Basically nodes with mixed content (text and elements) can not contain any linebreaks.
The input xml:
<?xml version="1.0" encoding="ISO-8859-1"?>
<Account xmlns="http://example.com/account">
<Owner>
<ID>012345789</ID>
<Name>Peter Johnson</Name>
</Owner>
<Notes>
<NoteID>012345789</NoteID>
<Text>This is the description:
Line 1
Line 2
Line 3
Line 4, after double linebreak
Line 5</Text>
</Notes>
</Account>
The XSL:
<?xml version="1.0" encoding="ISO-8859-1"?>
<xsl:stylesheet xmlns:xsl="http://www.w3.org/1999/XSL/Transform" xmlns="http://example.com/account" version="1.0">
<xsl:output method="xml" version="1.0" encoding="ISO-8859-1" indent="yes"/>
<xsl:template name="replace_sab">
<!-- with string s, replace substring a by string b -->
<!-- s, a and b are parameters determined upon calling -->
<xsl:param name="s" />
<xsl:param name="a" />
<xsl:param name="b" />
<xsl:choose>
<xsl:when test="contains($s,$a)">
<xsl:value-of select="substring-before($s,$a)" />
<xsl:copy-of select="$b" />
<xsl:call-template name="replace_sab">
<xsl:with-param name="s" select="substring-after($s,$a)" />
<xsl:with-param name="a" select="$a" />
<xsl:with-param name="b" select="$b" />
</xsl:call-template>
</xsl:when>
<xsl:otherwise>
<xsl:value-of select="$s" />
</xsl:otherwise>
</xsl:choose>
</xsl:template>
<xsl:template match="#*|node()">
<xsl:copy>
<xsl:apply-templates select="#*|node()"/>
</xsl:copy>
</xsl:template>
<xsl:template match="text()[not(normalize-space())]"/>
<xsl:template match="text()[boolean(normalize-space())]">
<xsl:call-template name="replace_sab">
<xsl:with-param name="s" select="." />
<xsl:with-param name="a" select="'
'" />
<xsl:with-param name="b"><Break/></xsl:with-param>
</xsl:call-template>
</xsl:template>
</xsl:stylesheet>
The output that I get:
<?xml version="1.0" encoding="ISO-8859-1"?>
<Account xmlns="http://example.com/account">
<Owner>
<ID>012345789</ID>
<Name>Peter Johnson</Name>
</Owner>
<Notes>
<NoteID>012345789</NoteID>
<Text>This is the description:<Break/>Line 1<Break/>Line 2<Break/>Line 3<Break/>
<Break/>Line 4, after double linebreak<Break/>Line 5</Text>
</Notes>
</Account>
The output I would like:
<?xml version="1.0" encoding="ISO-8859-1"?>
<Account xmlns="http://example.com/account">
<Owner>
<ID>012345789</ID>
<Name>Peter Johnson</Name>
</Owner>
<Notes>
<NoteID>012345789</NoteID>
<Text>This is the description:<Break/>Line 1<Break/>Line 2<Break/>Line 3<Break/><Break/>Line 4, after double linebreak<Break/>Line 5</Text>
</Notes>
</Account>
I am using "TIBCO XSLT 1.0" XSLT engine in a Tibco BusinessWorks process.

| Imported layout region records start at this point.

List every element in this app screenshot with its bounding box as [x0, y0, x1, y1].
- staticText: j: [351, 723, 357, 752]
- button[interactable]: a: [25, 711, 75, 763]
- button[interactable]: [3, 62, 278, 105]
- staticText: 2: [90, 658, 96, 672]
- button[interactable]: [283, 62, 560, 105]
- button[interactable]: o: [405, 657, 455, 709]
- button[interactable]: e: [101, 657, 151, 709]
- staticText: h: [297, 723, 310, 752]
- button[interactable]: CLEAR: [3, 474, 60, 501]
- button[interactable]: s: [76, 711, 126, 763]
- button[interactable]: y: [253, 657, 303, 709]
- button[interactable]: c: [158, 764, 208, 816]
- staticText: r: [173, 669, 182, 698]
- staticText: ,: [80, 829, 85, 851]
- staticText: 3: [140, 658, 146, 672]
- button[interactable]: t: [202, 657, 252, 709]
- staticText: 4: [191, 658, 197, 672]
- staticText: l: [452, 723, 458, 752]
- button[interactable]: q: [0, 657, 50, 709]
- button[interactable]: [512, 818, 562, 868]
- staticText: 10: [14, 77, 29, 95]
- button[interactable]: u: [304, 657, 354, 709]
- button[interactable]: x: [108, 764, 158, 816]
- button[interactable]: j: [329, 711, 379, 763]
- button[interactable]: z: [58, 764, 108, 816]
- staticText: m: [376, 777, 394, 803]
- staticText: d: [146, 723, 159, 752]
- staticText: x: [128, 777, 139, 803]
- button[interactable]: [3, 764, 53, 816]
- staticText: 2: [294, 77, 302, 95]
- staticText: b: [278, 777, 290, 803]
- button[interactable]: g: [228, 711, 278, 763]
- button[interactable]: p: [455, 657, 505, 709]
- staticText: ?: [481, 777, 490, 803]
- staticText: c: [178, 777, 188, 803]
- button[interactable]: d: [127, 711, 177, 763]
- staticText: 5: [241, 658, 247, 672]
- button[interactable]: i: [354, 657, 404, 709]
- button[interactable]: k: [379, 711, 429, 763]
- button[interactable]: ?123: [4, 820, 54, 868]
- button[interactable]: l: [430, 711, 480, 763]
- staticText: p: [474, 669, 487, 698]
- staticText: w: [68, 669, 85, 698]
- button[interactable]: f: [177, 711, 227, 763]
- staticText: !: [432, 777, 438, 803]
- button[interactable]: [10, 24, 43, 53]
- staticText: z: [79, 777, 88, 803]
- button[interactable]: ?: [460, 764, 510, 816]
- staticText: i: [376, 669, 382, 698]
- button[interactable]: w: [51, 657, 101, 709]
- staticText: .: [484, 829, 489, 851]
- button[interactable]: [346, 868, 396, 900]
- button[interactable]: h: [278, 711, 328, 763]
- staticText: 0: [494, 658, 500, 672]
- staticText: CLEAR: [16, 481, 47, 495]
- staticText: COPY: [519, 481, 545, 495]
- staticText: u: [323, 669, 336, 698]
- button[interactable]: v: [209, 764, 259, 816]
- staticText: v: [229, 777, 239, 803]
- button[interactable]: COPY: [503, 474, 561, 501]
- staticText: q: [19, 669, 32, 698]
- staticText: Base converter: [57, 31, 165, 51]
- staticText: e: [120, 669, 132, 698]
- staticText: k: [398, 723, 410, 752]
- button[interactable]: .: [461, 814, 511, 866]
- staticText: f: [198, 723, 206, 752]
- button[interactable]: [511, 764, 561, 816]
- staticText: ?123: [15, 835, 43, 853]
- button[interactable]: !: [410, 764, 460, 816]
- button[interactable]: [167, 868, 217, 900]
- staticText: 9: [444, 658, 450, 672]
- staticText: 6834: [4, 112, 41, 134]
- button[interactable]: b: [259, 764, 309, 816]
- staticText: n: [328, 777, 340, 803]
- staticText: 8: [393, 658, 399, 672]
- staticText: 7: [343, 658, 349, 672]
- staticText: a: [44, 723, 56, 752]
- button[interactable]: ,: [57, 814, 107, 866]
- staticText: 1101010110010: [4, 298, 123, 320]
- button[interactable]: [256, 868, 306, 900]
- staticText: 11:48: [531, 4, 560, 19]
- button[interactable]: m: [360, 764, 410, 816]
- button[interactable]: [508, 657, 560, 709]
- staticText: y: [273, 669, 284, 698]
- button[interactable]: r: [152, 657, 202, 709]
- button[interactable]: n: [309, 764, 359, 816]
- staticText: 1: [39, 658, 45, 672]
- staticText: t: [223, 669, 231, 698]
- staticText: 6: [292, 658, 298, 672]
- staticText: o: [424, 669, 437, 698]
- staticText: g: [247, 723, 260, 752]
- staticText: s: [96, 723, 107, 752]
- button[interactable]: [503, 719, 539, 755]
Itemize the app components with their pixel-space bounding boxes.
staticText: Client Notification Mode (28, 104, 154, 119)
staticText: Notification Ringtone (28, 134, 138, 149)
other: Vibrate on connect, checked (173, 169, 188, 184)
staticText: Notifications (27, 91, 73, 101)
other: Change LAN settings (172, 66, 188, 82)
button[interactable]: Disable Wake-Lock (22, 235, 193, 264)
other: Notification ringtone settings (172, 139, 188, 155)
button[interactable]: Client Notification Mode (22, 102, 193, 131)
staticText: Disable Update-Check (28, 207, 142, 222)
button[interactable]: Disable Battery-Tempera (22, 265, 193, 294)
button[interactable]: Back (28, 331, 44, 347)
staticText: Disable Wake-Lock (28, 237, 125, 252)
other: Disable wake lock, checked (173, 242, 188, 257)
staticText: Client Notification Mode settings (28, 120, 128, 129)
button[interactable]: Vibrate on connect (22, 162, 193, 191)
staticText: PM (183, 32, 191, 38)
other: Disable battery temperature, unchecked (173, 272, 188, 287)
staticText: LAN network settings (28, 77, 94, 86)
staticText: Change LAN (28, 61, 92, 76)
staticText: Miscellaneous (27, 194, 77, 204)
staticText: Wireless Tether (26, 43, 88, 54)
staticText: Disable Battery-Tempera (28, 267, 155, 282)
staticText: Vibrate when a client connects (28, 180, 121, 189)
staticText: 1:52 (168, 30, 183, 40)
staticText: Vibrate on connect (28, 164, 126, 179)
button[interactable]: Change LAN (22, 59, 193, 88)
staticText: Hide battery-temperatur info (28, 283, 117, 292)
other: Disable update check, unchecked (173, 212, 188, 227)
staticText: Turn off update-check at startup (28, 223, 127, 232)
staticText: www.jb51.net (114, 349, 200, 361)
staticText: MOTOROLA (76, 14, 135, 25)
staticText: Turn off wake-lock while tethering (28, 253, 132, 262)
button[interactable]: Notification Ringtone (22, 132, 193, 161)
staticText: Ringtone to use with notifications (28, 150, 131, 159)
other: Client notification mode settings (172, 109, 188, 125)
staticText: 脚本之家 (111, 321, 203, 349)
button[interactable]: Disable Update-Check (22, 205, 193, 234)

There's no standard way of doing this.
If you were using Saxon you could use the saxon:suppress-indentation output parameter, which becomes a standard option in XSLT 3.0.
Perhaps you could find a way of inserting the Saxon serializer into your processing pipeline even if you stick with the Tibco XSLT engine.